Là, je vois Henry rougir de plaisir, se redresser de toute sa hauteur.
Je sens le poisson ferré. Je crois que je vais bien m'amuser, de loin, en regardant ce que Wilhemine va faire de ce balourd.
- Vous me flattez beaucoup mais c'est plutôt le genre de compliment qu'un homme fait à une femme et non l'inverse. Dans tous les cas, je vous remercie. Mais...dit en bafouillant Henry, cela me fait penser étrangement au titre d'un film récent. A y repenser, cela me gêne un peu. L'avez-vous vu ?
- Non, répondit Wilhemine, en souriant intérieurement. De quoi cela parlait-il ?
- Hé bien, d'un agriculteur qui cherche à rencontrer l'âme soeur depuis la mort de sa femme et qui a recours à une agence matrimoniale, spécialisée dans les filles de l'Est. Et chaque fois qu'on lui en propose une, elles tiennent les mêmes propos flatteurs que vous venez de me faire. Je dirais même plus, flagorneurs. Dans le film, le type est plutôt moche et bourru, alors je me demandais si tout cela n'était pas que de la pure moquerie de votre part pour me mettre dans l'embarras, dit il d'un ton troublé.
Wilhemine sourit et battit des cils.
- Que racontez-vous cher Monsieur? Moi? Me moquer de vous?

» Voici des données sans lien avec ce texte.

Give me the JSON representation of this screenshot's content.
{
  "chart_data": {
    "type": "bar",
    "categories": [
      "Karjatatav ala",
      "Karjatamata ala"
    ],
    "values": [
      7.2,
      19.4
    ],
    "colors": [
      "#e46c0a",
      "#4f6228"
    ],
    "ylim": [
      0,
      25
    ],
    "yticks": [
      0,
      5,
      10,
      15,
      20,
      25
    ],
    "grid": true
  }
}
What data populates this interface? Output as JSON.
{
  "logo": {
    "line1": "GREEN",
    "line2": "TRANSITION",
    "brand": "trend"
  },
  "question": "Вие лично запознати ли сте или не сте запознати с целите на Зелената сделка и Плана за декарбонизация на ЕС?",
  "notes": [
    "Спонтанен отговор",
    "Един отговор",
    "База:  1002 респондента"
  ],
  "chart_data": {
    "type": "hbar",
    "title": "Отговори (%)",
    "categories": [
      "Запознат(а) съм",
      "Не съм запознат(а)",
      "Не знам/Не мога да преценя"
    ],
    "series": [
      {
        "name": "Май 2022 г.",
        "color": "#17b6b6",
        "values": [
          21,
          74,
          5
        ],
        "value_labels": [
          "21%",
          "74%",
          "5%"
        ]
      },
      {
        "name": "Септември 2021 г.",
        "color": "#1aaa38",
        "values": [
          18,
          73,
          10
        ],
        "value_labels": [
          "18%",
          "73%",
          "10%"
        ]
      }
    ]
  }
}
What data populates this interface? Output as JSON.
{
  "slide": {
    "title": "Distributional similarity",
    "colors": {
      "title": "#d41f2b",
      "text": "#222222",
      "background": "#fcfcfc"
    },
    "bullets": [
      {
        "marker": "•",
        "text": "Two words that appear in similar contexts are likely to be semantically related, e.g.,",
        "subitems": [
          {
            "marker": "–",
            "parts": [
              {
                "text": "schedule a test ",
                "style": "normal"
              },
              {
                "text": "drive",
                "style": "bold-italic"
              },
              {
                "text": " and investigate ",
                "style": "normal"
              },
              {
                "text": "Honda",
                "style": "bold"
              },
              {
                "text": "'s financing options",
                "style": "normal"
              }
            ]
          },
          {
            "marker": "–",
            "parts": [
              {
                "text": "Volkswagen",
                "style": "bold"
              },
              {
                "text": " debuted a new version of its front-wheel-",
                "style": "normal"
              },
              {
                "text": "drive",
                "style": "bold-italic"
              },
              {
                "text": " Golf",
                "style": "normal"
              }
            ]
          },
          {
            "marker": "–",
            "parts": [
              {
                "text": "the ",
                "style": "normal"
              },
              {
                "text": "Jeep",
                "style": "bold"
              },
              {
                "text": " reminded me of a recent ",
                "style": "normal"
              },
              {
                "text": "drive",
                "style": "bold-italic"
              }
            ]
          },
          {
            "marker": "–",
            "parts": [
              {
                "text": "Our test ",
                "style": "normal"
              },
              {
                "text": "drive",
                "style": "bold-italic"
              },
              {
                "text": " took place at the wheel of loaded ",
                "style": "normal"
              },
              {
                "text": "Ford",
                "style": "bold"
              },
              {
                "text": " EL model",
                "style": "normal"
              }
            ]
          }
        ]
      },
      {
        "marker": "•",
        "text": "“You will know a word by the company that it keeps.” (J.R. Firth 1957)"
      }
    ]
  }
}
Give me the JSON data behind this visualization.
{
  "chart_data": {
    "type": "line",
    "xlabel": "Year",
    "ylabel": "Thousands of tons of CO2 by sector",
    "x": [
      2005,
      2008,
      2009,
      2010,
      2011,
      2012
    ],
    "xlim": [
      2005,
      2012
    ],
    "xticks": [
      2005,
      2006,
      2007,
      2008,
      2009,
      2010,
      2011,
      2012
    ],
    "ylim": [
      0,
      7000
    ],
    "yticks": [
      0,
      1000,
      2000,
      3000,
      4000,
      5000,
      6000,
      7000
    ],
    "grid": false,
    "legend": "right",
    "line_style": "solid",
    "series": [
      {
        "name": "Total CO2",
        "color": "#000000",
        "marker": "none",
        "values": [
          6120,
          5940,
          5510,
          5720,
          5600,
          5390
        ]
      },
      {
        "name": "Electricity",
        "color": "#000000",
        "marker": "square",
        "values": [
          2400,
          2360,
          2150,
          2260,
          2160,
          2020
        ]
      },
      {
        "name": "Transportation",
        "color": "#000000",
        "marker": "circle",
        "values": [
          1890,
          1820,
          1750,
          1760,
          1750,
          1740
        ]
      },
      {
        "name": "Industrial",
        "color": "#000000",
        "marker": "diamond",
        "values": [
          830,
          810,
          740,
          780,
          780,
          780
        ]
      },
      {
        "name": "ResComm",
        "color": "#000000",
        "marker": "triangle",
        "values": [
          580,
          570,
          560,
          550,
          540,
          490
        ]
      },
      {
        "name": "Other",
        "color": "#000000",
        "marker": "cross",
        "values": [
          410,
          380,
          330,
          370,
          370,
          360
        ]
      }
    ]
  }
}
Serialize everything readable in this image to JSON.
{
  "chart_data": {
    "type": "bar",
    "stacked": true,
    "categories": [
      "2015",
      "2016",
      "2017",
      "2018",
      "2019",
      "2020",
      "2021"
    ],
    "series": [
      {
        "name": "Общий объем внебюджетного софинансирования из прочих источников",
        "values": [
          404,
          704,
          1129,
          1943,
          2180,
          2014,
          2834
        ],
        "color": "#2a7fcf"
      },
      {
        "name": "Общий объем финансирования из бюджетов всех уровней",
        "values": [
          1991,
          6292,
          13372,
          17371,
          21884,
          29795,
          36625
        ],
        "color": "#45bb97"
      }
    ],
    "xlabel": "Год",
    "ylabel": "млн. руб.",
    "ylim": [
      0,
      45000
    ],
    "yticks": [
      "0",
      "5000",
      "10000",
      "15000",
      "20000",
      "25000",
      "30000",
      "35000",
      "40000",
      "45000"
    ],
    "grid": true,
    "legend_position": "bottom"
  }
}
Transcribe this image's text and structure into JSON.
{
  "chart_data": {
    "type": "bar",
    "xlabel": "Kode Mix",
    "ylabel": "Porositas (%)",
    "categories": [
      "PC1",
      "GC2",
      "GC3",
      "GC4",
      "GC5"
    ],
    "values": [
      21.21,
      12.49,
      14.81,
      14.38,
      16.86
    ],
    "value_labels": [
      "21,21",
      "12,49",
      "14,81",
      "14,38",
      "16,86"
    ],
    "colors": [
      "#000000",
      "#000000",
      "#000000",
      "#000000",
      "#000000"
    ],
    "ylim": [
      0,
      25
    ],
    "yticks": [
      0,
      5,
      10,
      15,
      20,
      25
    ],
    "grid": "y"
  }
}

Elle se pencha, lui offrant la vue de son décolleté plongeant et lui susurra:
- Vous me faites un de ces effets....Que faîtes-vous après cette réception?
Henry toussota et émit un petit rire tout en jetant un regard nerveux autour de lui. Un petit groupe de gens les regardaient, curieux.
- Allons Mademoiselle, dit-il d'une voix audible. Reprenez-vous.
Se tournant vers Wilhemine de façon à leur tourner le dos,il déclara à voix basse et rapidement:
- Je dépose ma femme et je viens directement chez vous. Donnez-moi l'adresse.
Pendant qu'il se retournait afin de s'assurer que ses propos n'avaient pas été entendus, mon amie me lança un regard mi-dégouté mi-amusé tandis que réprimant mon haut le coeur, un sourire crispé plaqué sur mon visage "radieux", je saluais de la tête certains convives de loin. Décidément, tous abjects.